Les services fiscaux devront opérer les contrôles et les redressements sur les bases de TP 2010. Ainsi, la compensation relais versée en 2010, lorsque son calcul prend en compte les bases de TP 2010, devra faire l’objet d’une actualisation correspondant à ces contrôles.

5   Prévenir les comportements d’optimisation fiscale des entreprises

A l’initiative notamment des sénateurs socialistes, apparentés et rattachés , il est prévu la consolidation du chiffre d’affaires des entreprises au niveau du groupe pour déterminer le taux de CVAE effectivement applicable à chaque entité du groupe. Pour mémoire, celui-ci est normalement déterminé en fonction du seul chiffre d’affaires de l’entreprise. 

Les sénateurs socialistes, apparentés et rattachés , ont souhaité par leurs amendements augmenter la compensation et les recettes des collectivités locales et limiter les comportements d’optimisation fiscale des entreprises.

Ainsi, pour augmenter les recettes des collectivités territoriales, ils ont proposé :

De prendre en compte pour le calcul de la compensation relais  la revalorisation des bases de taxe professionnelle en 2010. Cette compensation  versée en 2010 est d’autant plus importante qu’elle sert de référence au calcul de la dotation de compensation de la réforme de la taxe professionnelle et du FNGIR à compter de 2011.

La compensation relais, prévue par la loi de finances pour 2010, est en effet égale :

soit au montant de taxe professionnelle perçu en 2009

soit au produit des bases 2010 par le taux voté par la collectivité en 2008 majoré de 1%.

Par conséquent, les collectivités territoriales, dans la première hypothèse ne bénéficient pas du dynamisme de leur base, et dans la seconde, elles doivent renoncer à l’éventuelle hausse de taux de TP votée en 2009. Par cette disposition, la majorité et le gouvernement souhaitaient « punir » les collectivités territoriales qui ont augmenté leurs taux de fiscalité locale en 2009.  C’est pourquoi les sénateurs socialistes, apparentés et rattachés  ont proposé que les collectivités puissent bénéficier à la fois du taux de TP voté en 2009 et de la revalorisation de leurs bases en 2010.

► De relever le plafonnement de la nouvelle contribution économique territoriale de 3 à 3,5%  de la valeur ajoutée  comme sous le régime de la taxe professionnelle, afin de ne pas pénaliser les collectivités par le renforcement de ce « bouclier économique local » .

D’adapter les modalités de versement des dotations de coopération attribuées par les syndicats d’agglomération nouvelle à leurs communes membres

Ces propositions ont toutes été rejetées par la majorité sénatoriale après l’avis défavorable du gouvernement.

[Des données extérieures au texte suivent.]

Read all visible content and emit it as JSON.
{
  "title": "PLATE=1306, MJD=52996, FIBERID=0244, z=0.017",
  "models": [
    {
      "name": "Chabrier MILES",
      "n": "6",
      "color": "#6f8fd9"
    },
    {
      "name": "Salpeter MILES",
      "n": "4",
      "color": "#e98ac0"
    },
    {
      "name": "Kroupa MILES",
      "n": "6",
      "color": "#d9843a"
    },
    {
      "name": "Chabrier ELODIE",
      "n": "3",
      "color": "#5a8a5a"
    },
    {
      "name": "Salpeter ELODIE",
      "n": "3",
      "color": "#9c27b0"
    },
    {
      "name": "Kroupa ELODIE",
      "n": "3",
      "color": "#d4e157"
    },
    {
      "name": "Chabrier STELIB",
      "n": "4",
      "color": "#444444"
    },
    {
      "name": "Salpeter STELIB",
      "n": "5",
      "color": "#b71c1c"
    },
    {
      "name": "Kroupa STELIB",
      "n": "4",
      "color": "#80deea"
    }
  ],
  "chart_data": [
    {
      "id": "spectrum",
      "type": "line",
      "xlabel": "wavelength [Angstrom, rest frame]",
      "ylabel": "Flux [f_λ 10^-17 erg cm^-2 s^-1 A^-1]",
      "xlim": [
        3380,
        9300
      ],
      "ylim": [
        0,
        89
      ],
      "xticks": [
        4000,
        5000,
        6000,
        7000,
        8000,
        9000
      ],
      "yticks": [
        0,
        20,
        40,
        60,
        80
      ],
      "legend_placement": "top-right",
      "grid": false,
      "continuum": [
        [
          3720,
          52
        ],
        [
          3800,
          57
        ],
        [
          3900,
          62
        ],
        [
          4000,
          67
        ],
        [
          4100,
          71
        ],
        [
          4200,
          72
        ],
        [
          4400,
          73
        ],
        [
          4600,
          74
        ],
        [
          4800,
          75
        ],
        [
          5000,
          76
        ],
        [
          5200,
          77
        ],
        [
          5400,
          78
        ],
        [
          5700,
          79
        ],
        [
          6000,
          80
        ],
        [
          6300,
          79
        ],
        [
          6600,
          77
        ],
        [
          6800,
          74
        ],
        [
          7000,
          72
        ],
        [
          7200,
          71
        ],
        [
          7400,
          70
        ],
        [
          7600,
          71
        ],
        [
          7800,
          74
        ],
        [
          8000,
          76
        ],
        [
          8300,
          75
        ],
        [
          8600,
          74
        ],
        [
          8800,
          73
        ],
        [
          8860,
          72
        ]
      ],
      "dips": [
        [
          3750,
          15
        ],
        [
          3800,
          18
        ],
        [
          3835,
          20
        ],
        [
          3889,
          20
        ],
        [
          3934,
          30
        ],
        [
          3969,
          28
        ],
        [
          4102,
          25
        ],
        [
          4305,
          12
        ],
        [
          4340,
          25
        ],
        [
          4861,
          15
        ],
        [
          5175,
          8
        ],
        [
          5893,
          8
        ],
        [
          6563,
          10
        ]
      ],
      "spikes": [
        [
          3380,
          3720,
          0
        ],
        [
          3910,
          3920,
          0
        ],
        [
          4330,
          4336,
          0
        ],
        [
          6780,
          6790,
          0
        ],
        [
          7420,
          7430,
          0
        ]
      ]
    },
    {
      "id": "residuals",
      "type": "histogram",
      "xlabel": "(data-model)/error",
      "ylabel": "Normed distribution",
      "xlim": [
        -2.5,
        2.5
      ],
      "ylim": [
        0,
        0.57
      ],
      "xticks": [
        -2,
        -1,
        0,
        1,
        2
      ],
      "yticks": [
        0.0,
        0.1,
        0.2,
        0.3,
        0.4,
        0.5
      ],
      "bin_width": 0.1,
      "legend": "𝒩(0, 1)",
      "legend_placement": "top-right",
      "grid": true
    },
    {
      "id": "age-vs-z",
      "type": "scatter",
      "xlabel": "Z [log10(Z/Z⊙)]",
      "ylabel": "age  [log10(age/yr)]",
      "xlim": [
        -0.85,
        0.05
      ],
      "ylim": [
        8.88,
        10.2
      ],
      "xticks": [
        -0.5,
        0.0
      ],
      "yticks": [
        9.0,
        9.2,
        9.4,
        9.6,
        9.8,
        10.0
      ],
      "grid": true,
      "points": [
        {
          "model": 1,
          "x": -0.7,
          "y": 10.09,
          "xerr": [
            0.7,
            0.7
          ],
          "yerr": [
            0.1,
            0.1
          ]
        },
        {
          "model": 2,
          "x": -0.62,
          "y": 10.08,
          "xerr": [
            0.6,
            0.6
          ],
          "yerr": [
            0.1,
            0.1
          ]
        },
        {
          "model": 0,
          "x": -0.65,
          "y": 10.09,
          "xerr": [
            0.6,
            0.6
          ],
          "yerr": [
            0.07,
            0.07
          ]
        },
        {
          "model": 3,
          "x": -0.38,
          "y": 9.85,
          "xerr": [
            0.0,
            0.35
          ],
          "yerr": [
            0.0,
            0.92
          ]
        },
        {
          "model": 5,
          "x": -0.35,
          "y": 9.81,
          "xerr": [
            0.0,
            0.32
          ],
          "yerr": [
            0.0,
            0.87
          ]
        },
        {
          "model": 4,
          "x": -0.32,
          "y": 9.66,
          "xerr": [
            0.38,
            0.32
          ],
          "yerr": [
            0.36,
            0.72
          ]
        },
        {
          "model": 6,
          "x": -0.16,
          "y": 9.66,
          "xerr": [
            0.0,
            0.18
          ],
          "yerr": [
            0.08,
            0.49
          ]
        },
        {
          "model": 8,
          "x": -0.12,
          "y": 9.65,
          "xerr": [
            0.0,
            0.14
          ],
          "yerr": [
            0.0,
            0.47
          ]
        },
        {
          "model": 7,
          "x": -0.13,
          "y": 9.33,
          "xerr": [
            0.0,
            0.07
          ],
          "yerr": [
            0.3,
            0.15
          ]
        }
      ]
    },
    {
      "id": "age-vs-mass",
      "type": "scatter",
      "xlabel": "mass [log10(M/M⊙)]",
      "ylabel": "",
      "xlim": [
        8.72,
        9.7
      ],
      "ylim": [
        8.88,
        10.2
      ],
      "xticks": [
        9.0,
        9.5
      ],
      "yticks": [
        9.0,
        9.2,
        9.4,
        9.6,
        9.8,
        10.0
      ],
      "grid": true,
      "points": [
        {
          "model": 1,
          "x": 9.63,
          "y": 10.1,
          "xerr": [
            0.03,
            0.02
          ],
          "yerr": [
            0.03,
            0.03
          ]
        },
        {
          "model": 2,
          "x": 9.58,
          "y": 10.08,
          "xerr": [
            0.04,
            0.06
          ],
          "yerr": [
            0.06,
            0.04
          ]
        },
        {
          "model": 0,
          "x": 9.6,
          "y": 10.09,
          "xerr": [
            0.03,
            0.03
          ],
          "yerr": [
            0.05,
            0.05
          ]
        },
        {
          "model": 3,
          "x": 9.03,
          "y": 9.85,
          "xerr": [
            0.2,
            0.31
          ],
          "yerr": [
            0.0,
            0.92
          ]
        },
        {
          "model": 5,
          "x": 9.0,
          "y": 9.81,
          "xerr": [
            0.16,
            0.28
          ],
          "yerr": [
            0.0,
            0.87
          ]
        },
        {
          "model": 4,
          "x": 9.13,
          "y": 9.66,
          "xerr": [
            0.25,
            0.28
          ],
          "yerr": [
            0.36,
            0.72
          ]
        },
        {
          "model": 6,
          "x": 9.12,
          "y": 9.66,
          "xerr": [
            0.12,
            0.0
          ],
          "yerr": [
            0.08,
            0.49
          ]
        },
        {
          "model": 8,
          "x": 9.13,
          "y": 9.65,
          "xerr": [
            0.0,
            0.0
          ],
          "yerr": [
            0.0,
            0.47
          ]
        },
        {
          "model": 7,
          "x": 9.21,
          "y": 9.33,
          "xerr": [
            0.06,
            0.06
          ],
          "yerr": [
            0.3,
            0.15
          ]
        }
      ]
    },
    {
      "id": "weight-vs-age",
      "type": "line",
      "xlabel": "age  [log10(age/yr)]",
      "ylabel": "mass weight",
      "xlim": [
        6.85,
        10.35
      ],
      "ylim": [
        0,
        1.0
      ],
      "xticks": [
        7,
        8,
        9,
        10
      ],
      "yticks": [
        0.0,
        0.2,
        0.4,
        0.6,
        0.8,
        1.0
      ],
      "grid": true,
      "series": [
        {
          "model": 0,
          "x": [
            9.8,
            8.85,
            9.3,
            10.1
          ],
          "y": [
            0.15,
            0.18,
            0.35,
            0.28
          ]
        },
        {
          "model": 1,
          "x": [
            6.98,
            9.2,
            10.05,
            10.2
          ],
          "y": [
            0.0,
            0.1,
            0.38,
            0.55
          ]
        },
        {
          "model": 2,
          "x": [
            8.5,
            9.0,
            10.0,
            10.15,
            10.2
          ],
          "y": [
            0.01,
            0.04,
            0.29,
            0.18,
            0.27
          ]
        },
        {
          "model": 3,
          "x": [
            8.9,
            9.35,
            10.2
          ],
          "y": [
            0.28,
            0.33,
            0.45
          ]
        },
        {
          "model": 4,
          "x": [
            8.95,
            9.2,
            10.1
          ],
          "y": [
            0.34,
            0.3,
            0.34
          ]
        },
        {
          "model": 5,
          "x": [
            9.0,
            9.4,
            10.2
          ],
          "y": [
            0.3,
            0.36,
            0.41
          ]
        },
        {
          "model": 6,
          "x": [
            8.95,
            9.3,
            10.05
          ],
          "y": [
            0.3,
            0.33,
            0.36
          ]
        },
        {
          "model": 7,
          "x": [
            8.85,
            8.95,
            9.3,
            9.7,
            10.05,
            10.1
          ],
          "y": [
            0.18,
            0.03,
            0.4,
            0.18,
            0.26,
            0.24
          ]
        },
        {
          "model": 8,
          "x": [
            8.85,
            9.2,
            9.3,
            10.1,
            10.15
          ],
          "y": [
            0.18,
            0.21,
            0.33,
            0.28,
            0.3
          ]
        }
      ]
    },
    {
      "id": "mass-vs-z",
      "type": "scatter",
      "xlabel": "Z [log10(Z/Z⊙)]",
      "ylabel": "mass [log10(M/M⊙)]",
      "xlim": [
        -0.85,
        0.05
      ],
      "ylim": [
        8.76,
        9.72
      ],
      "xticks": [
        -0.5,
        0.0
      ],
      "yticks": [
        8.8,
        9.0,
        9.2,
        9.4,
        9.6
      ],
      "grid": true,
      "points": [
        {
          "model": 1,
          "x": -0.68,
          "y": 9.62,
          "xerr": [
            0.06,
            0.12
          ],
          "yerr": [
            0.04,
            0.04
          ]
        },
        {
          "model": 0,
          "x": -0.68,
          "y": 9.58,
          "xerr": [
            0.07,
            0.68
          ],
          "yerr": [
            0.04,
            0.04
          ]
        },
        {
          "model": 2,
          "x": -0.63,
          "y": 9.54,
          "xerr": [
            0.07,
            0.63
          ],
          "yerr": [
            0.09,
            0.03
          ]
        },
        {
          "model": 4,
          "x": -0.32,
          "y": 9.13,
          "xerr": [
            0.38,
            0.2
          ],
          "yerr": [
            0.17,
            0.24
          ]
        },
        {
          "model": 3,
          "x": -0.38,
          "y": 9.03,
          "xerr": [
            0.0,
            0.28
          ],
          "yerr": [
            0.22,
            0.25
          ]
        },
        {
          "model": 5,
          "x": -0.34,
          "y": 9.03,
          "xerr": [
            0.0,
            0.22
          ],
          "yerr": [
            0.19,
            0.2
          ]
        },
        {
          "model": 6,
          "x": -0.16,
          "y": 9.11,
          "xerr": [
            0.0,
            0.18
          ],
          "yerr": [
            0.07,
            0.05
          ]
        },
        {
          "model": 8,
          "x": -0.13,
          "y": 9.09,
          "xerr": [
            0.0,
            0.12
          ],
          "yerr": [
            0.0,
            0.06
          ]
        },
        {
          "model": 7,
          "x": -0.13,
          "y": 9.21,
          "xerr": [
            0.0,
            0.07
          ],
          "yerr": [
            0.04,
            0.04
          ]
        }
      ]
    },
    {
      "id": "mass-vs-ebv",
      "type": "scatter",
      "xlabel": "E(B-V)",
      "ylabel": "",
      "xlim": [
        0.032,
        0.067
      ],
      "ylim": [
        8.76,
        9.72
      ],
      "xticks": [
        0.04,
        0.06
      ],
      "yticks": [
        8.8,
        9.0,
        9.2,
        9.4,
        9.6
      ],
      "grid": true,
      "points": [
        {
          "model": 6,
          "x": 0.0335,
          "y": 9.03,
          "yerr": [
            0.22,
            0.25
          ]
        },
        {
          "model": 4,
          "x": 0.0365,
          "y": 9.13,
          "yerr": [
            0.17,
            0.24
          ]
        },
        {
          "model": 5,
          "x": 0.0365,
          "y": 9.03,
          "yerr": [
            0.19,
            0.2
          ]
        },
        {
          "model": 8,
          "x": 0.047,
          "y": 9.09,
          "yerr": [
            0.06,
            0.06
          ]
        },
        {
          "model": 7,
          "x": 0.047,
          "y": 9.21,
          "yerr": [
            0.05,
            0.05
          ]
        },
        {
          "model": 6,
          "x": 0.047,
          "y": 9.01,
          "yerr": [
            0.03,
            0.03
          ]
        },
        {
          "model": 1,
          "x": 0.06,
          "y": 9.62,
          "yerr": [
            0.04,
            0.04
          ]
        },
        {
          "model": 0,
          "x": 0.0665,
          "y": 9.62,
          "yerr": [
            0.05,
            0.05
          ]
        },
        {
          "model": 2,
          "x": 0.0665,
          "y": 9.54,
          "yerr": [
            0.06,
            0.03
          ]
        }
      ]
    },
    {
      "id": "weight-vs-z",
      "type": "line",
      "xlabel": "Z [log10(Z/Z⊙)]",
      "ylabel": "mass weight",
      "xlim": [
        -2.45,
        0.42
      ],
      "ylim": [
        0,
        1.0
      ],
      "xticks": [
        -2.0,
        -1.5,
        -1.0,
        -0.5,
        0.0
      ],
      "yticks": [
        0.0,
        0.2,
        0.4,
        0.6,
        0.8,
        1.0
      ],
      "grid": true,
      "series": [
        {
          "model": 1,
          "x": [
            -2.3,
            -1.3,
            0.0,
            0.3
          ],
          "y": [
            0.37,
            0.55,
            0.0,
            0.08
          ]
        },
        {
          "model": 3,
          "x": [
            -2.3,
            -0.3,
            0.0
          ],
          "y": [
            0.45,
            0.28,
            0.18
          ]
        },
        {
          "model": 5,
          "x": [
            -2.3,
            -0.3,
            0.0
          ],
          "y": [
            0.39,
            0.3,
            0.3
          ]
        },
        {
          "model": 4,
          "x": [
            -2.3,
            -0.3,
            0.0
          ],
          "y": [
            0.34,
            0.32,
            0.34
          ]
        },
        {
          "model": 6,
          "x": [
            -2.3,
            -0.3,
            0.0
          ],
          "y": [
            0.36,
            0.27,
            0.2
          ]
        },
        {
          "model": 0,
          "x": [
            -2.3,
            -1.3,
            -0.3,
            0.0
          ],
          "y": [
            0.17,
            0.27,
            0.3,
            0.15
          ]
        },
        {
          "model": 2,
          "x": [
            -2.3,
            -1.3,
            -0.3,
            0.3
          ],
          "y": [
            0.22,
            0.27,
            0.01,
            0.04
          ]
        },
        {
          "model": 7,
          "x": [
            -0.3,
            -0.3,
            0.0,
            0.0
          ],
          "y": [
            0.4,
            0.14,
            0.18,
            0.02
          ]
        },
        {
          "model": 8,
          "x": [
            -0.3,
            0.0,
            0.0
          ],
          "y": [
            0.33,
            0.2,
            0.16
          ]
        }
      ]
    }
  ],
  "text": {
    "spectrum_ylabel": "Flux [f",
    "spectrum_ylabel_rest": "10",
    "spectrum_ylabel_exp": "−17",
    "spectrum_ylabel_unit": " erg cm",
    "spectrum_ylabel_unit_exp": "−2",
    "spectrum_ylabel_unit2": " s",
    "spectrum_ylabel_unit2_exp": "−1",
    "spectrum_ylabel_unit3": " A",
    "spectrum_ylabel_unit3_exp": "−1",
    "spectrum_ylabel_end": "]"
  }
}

A l’inverse, deux amendements du groupe ont été adoptés tendant à corriger ou à pallier aux lacunes de la loi de finances pour 2010 , par :

► La fixation des modalités de répartition de la part départementale de la taxe d’habitation entre les communes et les EPCI faisant application d’une taxe professionnelle de zone.

► La précision du calcul de la dotation de compensation de la réforme de la TP suite à la suppression du prélèvement France Télécom.

Ensuite, afin de limiter les comportements d’optimisation fiscale, ils ont souhaité renforcer et étendre le dispositif de consolidation du chiffre d’affaires des entreprises au niveau du groupe , non seulement pour le calcul du taux effectivement applicable de CVAE, mais également  pour l’ensemble des modalités de calcul de cet impôt  : bénéfice du plafonnement à 3% de la valeur ajoutée, bénéfice du dégrèvement transitoire pour les entreprises etc.

Enfin, les sénateurs socialistes, apparentés et rattachés  se sont fortement opposés à l’adoption par la majorité sénatoriale d’un amendement tendant à limiter l’exonération et à supprimer l’abattement de base de cotisation foncière des entreprises dont bénéficiaient les coopératives agricoles. Cette nouvelle taxation témoignait de l’ignorance flagrante du gouvernement des difficultés auxquelles doit faire l’agriculture française. Cette disposition a été supprimée lors de la commission mixte paritaire.